規則を守ることは、自分の身を守ることと同じです。規則を守っていれば、基本的には危険な目には遭いません。規則を破ったら即危険な目に遭う、というわけではありませんが、規則を守らないことで盗難や強盗に遭った隊員は多いです。しかもそういう人がいると、「日本人は狙いやすい」といった情報が悪い人たちの間に流れ、日本人全体が危険に晒されることになります。
ルールを守ることのできない人は、自分の身を危険に晒すだけでなく、他の人にも迷惑をかけることになるので、青年海外協力隊には参加しないほうが良いでしょう。
最後に
「私はルールを守れない人間だから、青年海外協力隊への応募は辞めよう」とは思わないでください!
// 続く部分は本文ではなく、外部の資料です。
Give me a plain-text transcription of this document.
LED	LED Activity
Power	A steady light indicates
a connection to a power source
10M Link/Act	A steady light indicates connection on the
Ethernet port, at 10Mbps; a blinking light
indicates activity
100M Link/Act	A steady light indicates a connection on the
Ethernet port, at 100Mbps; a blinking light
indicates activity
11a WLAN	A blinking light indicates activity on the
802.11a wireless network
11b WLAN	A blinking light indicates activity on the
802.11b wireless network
青年海外協力隊は「こうでなければならない」という決まりはありません。別に「現地の人の役に立ちたい」という想いがなくたって構いません。十人十色の活動があって良いのです。たとえ現地で何も結果を残せなくても、誰の役に立つこともできなくても、それで良い。青年海外協力隊経験者の1人として、私はそう思っています。大切なことは、任期終了後に派遣国での経験をどう活かすかです。そして、経験の活かし方も人ぞれぞれです。だから、どんな人でも青年海外協力隊に挑戦してみてほしいと思います。
これから青年海外協力隊に挑戦しようという方、素晴らしい経験があなたを待っています。応援しています!